James Crit ESTEP, Appellant (Defendant),
v.
STATE of Florida, Appellee (State).
No. V-462.
District Court of Appeal of Florida, First District.
September 10, 1975.*521 Richard W. Erwin, III, Public Defender, and David J. Busch, Asst. Public Defender, for appellant.
Robert L. Shevin, Atty. Gen., and Raymond L. Marky, Asst. Atty. Gen., for appellee.
MILLS, Judge.
Estep seeks reversal of a judgment of conviction and sentence based on a jury verdict finding him guilty of the crime of escape.
Estep asserts that the judgment of conviction is fatally defective as the State failed to present evidence that at the time of the escape he was in lawful custody of a law enforcement official.
The owner of a car destroyed by fire informed an officer that a box of tools was stolen from his car the night before its destruction. Later the tools were located at a car lot operated by Estep's father who advised the officer that his son had brought the tools to the lot. The tools were identified by the owner as the tools stolen from his car. In addition, a citizen informed the officer that Estep was the individual who set fire to the car. While confined to jail serving a sentence for violation of a municipal ordinance, Estep was arrested without a warrant, and charged with breaking and entering with the intent to commit a felony. Subsequently, Estep escaped from the jail.
An officer may arrest a person without a warrant if a felony has been committed and the officer reasonably believes the person committed it. Section 901.15(2), F.S.

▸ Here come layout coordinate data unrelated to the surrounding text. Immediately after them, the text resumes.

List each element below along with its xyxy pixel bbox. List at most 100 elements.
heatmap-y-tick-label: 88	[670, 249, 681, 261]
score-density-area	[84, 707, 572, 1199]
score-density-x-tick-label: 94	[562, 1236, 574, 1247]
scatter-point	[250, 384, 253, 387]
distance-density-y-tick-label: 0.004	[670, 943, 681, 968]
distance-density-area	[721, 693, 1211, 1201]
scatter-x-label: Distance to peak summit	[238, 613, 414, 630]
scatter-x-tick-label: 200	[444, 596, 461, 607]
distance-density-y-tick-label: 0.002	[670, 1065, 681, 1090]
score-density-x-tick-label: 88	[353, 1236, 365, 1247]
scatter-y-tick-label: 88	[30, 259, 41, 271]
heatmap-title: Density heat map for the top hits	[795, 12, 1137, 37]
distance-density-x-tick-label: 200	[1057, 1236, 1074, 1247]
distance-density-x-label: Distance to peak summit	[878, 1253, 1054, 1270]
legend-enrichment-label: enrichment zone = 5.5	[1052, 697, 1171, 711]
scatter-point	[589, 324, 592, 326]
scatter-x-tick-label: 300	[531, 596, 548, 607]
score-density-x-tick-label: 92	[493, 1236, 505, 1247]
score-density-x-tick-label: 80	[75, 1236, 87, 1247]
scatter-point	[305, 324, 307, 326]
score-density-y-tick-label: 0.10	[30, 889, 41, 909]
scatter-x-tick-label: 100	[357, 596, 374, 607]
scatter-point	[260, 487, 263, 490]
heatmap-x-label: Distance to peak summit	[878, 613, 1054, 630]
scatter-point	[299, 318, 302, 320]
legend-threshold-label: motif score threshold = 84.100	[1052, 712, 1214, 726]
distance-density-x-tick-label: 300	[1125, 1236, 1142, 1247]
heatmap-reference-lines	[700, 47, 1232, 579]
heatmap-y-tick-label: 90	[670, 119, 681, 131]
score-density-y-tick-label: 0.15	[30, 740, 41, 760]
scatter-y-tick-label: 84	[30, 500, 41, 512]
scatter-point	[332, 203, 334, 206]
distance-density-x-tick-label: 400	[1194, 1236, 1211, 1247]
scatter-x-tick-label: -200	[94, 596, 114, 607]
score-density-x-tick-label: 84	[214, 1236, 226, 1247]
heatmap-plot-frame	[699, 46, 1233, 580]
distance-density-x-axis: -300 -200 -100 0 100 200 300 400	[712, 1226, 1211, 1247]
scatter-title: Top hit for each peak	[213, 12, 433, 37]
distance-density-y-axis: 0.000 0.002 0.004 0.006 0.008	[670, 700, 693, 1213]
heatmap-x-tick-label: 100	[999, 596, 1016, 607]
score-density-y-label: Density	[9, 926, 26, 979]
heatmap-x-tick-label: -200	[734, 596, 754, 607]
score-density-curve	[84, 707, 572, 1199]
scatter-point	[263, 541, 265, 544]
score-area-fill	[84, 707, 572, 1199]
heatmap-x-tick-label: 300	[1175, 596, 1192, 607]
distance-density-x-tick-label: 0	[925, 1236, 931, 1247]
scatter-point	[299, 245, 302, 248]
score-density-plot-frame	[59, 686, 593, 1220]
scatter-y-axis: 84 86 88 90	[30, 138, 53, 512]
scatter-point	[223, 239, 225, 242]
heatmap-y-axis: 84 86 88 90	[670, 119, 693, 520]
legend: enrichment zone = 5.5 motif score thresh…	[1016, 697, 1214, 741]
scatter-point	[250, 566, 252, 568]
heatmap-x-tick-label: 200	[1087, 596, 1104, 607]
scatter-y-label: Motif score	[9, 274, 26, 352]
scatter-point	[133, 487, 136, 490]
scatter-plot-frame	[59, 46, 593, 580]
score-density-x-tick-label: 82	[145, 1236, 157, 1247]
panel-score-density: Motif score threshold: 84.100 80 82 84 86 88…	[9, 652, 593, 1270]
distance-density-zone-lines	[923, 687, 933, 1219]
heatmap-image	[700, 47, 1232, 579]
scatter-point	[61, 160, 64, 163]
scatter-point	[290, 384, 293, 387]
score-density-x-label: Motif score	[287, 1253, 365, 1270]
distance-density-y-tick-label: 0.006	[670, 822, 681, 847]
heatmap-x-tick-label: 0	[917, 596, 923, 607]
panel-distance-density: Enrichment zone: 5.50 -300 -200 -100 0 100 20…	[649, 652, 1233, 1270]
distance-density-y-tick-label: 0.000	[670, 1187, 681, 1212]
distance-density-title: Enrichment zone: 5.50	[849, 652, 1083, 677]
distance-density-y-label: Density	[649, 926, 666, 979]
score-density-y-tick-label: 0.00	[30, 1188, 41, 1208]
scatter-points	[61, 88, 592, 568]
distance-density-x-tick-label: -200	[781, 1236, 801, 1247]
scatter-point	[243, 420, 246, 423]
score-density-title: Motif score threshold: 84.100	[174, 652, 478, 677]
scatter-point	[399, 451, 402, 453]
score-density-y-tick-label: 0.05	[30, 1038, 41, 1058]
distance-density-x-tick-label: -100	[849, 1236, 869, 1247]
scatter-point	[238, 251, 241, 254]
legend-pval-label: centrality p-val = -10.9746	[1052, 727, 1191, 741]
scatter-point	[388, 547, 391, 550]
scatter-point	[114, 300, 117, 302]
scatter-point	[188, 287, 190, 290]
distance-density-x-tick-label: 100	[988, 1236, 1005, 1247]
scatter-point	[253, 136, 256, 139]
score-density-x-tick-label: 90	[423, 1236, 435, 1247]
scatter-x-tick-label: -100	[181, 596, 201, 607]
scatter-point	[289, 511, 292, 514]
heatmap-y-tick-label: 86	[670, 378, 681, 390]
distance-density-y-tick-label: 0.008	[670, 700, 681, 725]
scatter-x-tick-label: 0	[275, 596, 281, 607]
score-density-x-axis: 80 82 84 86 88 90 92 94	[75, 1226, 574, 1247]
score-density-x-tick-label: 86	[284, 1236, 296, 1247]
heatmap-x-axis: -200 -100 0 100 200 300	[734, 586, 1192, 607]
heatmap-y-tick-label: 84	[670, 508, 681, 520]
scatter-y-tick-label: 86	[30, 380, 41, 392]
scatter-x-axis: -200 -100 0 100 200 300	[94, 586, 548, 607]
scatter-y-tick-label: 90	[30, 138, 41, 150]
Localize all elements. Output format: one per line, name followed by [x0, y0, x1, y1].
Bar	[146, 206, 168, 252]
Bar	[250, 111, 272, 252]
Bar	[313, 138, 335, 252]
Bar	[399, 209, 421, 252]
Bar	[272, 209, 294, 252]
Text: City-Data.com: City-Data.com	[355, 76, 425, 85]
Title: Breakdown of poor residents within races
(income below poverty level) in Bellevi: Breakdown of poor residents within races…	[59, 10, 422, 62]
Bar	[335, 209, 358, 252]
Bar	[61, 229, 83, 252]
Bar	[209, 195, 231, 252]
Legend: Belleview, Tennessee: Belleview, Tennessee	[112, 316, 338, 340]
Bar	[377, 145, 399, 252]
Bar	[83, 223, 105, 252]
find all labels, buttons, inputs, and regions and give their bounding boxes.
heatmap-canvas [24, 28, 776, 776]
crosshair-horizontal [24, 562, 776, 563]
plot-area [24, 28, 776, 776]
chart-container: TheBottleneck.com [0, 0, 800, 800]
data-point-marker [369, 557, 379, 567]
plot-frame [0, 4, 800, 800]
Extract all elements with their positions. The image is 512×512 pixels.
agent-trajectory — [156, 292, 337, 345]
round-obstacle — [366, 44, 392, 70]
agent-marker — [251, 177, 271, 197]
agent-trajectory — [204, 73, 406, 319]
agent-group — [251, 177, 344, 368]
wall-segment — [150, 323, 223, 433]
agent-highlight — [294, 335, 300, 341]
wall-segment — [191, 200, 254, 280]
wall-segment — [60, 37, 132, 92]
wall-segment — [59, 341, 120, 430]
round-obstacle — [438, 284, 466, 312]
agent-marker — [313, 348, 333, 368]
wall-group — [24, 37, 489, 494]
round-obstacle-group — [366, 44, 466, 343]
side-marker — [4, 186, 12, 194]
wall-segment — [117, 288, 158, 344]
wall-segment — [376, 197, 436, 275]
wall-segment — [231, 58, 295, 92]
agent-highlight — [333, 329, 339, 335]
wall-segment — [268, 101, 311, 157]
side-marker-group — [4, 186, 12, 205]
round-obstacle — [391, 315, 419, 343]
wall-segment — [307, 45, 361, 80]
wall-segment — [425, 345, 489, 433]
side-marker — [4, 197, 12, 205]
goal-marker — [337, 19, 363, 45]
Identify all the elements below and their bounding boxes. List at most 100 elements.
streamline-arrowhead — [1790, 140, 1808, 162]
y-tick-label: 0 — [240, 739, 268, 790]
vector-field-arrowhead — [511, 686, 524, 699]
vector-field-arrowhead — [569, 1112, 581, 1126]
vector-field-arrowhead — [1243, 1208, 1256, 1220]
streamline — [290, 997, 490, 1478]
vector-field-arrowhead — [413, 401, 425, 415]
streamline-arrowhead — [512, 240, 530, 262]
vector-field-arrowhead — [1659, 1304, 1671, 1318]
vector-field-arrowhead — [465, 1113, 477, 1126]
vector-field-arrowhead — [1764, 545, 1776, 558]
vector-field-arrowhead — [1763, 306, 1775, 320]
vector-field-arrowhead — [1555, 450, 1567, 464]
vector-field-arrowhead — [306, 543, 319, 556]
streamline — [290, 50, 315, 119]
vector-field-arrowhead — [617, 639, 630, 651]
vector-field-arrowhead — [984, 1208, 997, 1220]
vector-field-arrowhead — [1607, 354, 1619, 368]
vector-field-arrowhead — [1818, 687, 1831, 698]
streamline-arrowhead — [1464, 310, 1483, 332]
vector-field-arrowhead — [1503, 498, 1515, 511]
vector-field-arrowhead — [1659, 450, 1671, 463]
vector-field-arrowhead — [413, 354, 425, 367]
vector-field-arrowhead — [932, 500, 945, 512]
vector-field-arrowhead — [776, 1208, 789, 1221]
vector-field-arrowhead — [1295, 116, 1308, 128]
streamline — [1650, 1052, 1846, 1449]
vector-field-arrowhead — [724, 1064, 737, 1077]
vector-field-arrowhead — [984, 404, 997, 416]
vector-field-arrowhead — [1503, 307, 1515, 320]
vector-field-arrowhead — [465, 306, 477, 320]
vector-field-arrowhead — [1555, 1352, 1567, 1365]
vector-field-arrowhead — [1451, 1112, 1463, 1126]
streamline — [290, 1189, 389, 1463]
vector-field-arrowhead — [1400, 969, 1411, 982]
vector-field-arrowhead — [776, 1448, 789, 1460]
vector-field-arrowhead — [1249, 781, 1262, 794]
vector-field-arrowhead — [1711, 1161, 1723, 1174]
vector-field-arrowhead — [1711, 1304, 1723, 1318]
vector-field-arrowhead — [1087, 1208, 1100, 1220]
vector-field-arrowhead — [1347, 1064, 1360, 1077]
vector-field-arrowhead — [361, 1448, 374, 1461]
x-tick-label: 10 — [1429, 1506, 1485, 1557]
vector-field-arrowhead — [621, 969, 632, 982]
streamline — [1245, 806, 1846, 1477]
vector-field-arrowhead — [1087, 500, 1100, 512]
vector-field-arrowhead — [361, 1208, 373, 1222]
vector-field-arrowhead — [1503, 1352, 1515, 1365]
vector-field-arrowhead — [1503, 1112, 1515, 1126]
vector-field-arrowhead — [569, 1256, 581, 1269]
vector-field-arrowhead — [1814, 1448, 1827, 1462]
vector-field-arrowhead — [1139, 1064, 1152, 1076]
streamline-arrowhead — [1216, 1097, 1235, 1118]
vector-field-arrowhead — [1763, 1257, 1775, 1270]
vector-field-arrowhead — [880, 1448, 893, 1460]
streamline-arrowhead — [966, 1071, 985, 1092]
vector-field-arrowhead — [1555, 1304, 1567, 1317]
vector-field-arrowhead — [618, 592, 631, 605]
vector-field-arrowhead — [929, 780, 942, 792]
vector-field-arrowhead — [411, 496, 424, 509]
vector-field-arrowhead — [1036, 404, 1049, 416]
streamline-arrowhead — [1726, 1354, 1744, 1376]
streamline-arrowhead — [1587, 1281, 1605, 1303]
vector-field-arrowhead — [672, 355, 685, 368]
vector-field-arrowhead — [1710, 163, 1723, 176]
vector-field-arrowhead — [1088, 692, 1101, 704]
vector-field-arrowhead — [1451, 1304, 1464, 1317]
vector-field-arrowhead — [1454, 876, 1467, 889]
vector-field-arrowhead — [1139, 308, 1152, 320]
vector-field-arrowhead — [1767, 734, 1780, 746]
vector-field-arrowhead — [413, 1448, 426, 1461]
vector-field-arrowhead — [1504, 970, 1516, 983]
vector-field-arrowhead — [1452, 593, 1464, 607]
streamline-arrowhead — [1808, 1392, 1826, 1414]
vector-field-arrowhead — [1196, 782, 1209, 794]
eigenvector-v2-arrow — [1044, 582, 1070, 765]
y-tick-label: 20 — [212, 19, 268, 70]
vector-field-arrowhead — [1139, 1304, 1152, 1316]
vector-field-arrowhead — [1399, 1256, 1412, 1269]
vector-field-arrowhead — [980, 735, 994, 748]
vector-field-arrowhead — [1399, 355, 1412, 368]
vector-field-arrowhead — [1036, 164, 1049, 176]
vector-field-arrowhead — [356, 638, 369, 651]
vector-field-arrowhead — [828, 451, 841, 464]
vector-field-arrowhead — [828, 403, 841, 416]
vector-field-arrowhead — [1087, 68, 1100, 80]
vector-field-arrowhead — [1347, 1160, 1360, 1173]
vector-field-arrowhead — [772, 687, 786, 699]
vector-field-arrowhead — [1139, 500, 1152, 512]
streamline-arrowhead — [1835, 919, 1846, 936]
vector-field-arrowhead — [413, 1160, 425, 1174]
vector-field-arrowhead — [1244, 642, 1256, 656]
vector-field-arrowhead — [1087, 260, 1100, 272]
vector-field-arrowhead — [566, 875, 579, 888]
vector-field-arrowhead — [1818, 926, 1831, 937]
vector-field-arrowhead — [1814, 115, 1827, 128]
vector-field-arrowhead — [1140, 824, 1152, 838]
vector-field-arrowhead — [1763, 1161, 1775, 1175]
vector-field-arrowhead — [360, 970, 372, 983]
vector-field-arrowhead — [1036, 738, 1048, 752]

Section 944.40, F.S., under which Estep was charged, provides that any prisoner confined in a jail who escapes from confinement shall be guilty of a felony in the second degree. Section 944.02(4), F.S., defines prisoner as any person who is under arrest and in lawful custody of any law enforcement official.
We are of the opinion that probable cause existed for the officer to arrest Estep without a warrant, and that Estep was in lawful custody at the time of his escape. It is uncontroverted that Estep escaped from a municipal jail to which he was confined.
The other point raised by Estep is without merit.
We affirm.
BOYER, C.J., and McCORD, J., concur.